The NCCL 2.28 introduces a device-side communication API for direct communication within NVIDIA CUDA kernels. This new API allows kernels to initiate data movement directly, integrating communication with compute operations, resulting in higher throughput and reduced overhead. The API supports three operation modes:
  • Load/Store Accessible (LSA): For communication between devices accessible via memory load/store operations, using CUDA P2P.
  • Multimem: For communication between devices using the hardware multicast feature provided by NVLink SHARP.
  • GPU Initiated Networking (GIN): For communication between devices initiated by the GPU using the network; GPUs manage their network operations without CPU intervention, allowing kernels to directly enqueue data transfers and synchronization steps.

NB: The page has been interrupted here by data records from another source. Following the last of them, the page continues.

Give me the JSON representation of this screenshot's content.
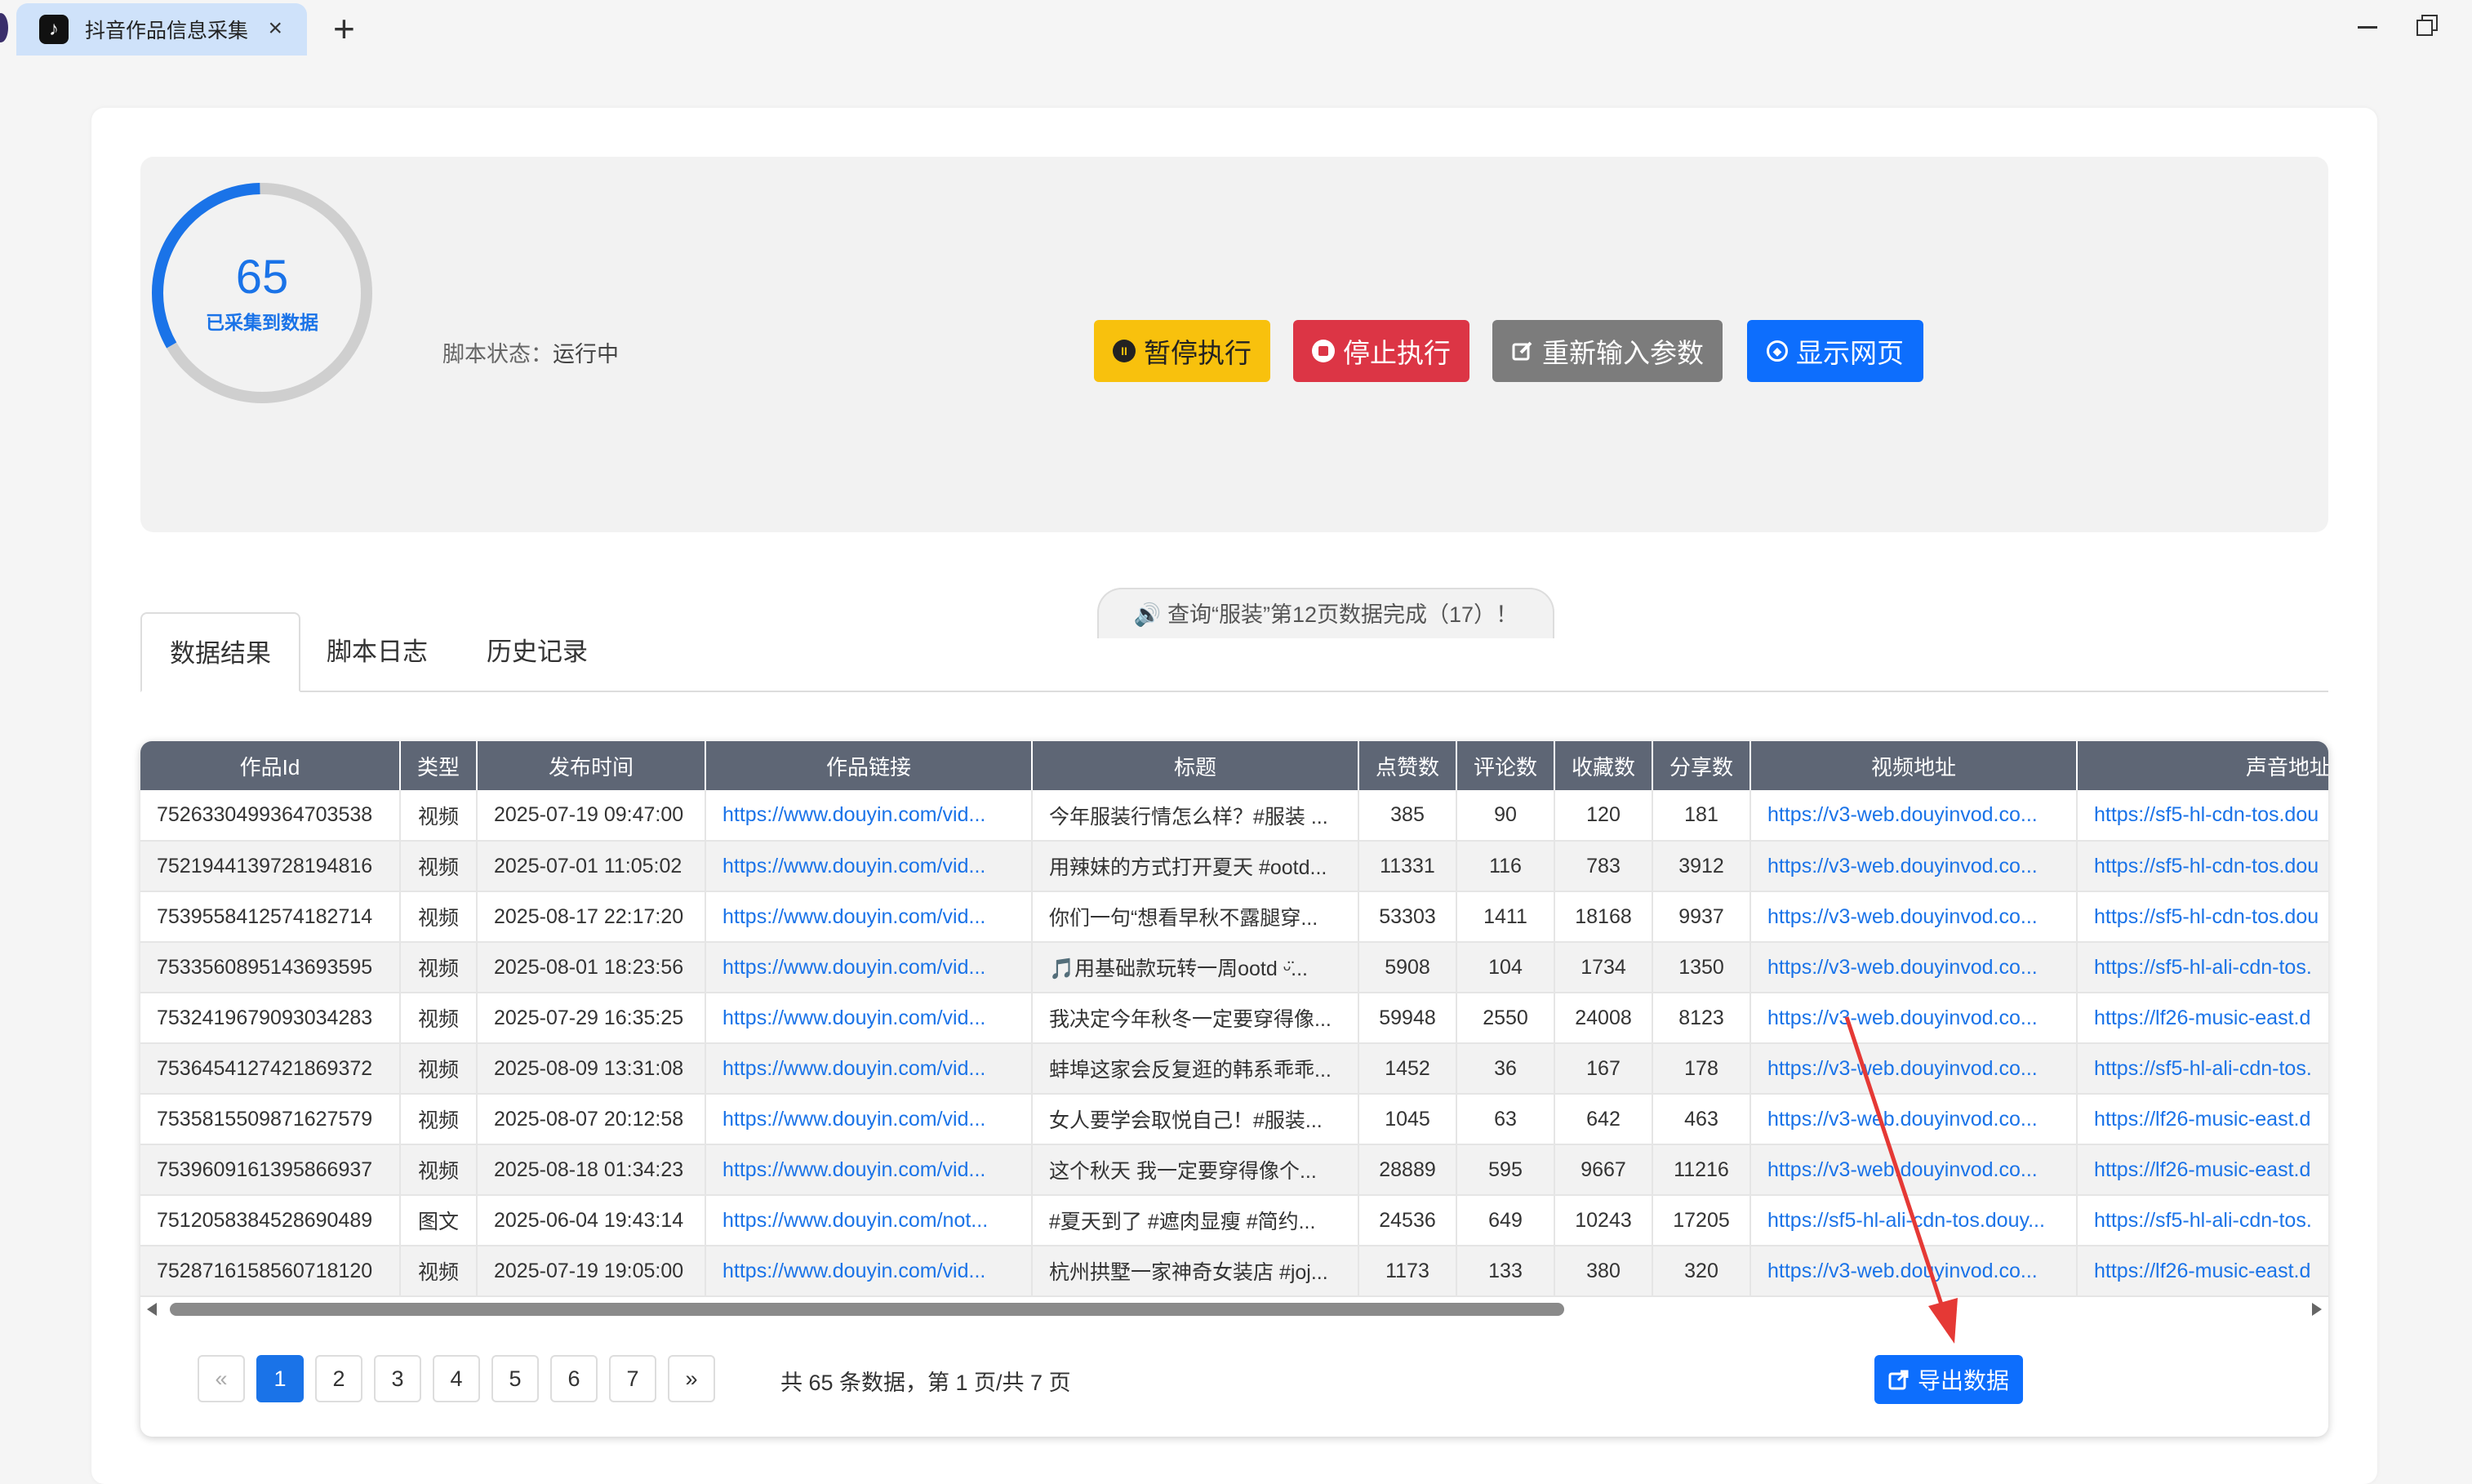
{
  "window": {
    "tab_title": "抖音作品信息采集",
    "tab_logo": "♪",
    "close": "×",
    "add": "+"
  },
  "stats": {
    "count": "65",
    "count_label": "已采集到数据",
    "progress": 0.33,
    "ring_color": "#1a73e8",
    "track_color": "#cfcfcf"
  },
  "status": {
    "label": "脚本状态：",
    "value": "运行中"
  },
  "buttons": {
    "pause": "暂停执行",
    "stop": "停止执行",
    "reenter": "重新输入参数",
    "show_web": "显示网页",
    "export": "导出数据"
  },
  "notice": "🔊 查询“服装”第12页数据完成（17）！",
  "tabs": [
    {
      "label": "数据结果",
      "active": true
    },
    {
      "label": "脚本日志",
      "active": false
    },
    {
      "label": "历史记录",
      "active": false
    }
  ],
  "table": {
    "headers": [
      "作品Id",
      "类型",
      "发布时间",
      "作品链接",
      "标题",
      "点赞数",
      "评论数",
      "收藏数",
      "分享数",
      "视频地址",
      "声音地址"
    ],
    "rows": [
      [
        "7526330499364703538",
        "视频",
        "2025-07-19 09:47:00",
        "https://www.douyin.com/vid...",
        "今年服装行情怎么样？#服装 ...",
        "385",
        "90",
        "120",
        "181",
        "https://v3-web.douyinvod.co...",
        "https://sf5-hl-cdn-tos.dou"
      ],
      [
        "7521944139728194816",
        "视频",
        "2025-07-01 11:05:02",
        "https://www.douyin.com/vid...",
        "用辣妹的方式打开夏天 #ootd...",
        "11331",
        "116",
        "783",
        "3912",
        "https://v3-web.douyinvod.co...",
        "https://sf5-hl-cdn-tos.dou"
      ],
      [
        "7539558412574182714",
        "视频",
        "2025-08-17 22:17:20",
        "https://www.douyin.com/vid...",
        "你们一句“想看早秋不露腿穿...",
        "53303",
        "1411",
        "18168",
        "9937",
        "https://v3-web.douyinvod.co...",
        "https://sf5-hl-cdn-tos.dou"
      ],
      [
        "7533560895143693595",
        "视频",
        "2025-08-01 18:23:56",
        "https://www.douyin.com/vid...",
        "🎵用基础款玩转一周ootd ᵕ̈...",
        "5908",
        "104",
        "1734",
        "1350",
        "https://v3-web.douyinvod.co...",
        "https://sf5-hl-ali-cdn-tos."
      ],
      [
        "7532419679093034283",
        "视频",
        "2025-07-29 16:35:25",
        "https://www.douyin.com/vid...",
        "我决定今年秋冬一定要穿得像...",
        "59948",
        "2550",
        "24008",
        "8123",
        "https://v3-web.douyinvod.co...",
        "https://lf26-music-east.d"
      ],
      [
        "7536454127421869372",
        "视频",
        "2025-08-09 13:31:08",
        "https://www.douyin.com/vid...",
        "蚌埠这家会反复逛的韩系乖乖...",
        "1452",
        "36",
        "167",
        "178",
        "https://v3-web.douyinvod.co...",
        "https://sf5-hl-ali-cdn-tos."
      ],
      [
        "7535815509871627579",
        "视频",
        "2025-08-07 20:12:58",
        "https://www.douyin.com/vid...",
        "女人要学会取悦自己！#服装...",
        "1045",
        "63",
        "642",
        "463",
        "https://v3-web.douyinvod.co...",
        "https://lf26-music-east.d"
      ],
      [
        "7539609161395866937",
        "视频",
        "2025-08-18 01:34:23",
        "https://www.douyin.com/vid...",
        "这个秋天 我一定要穿得像个...",
        "28889",
        "595",
        "9667",
        "11216",
        "https://v3-web.douyinvod.co...",
        "https://lf26-music-east.d"
      ],
      [
        "7512058384528690489",
        "图文",
        "2025-06-04 19:43:14",
        "https://www.douyin.com/not...",
        "#夏天到了 #遮肉显瘦 #简约...",
        "24536",
        "649",
        "10243",
        "17205",
        "https://sf5-hl-ali-cdn-tos.douy...",
        "https://sf5-hl-ali-cdn-tos."
      ],
      [
        "7528716158560718120",
        "视频",
        "2025-07-19 19:05:00",
        "https://www.douyin.com/vid...",
        "杭州拱墅一家神奇女装店 #joj...",
        "1173",
        "133",
        "380",
        "320",
        "https://v3-web.douyinvod.co...",
        "https://lf26-music-east.d"
      ]
    ]
  },
  "pagination": {
    "prev": "«",
    "next": "»",
    "pages": [
      "1",
      "2",
      "3",
      "4",
      "5",
      "6",
      "7"
    ],
    "current": "1",
    "summary": "共 65 条数据，第 1 页/共 7 页"
  },
  "annotation_color": "#e53935"
}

Copy Engine (CE) collectives offload communication tasks within the NVLink domain from SMs to dedicated hardware CEs, freeing up SM resources for computational workloads and improving the overlap of communication and computation. CE-based collectives utilize batched APIs and NVLink multicast optimization to enhance performance, achieving performance comparable to SM-based collectives without requiring SM resources. The NCCL Inspector is an observability, profiling, and analysis plugin that provides detailed, per-communicator and per-collective performance and metadata logging. It is designed to help users analyze and debug NCCL collective operations by generating structured JSON output for each operation, providing insights into communication patterns and performance characteristics during distributed workload runs using NCCL. NCCL 2.28 includes enhancements such as new host APIs for AllToAll, Gather, and Scatter operations, support for grouped symmetric kernels, a flexible config management system using the NCCL environment plugin, a redesigned plugin system supporting shared contexts, and a CMake-based build system.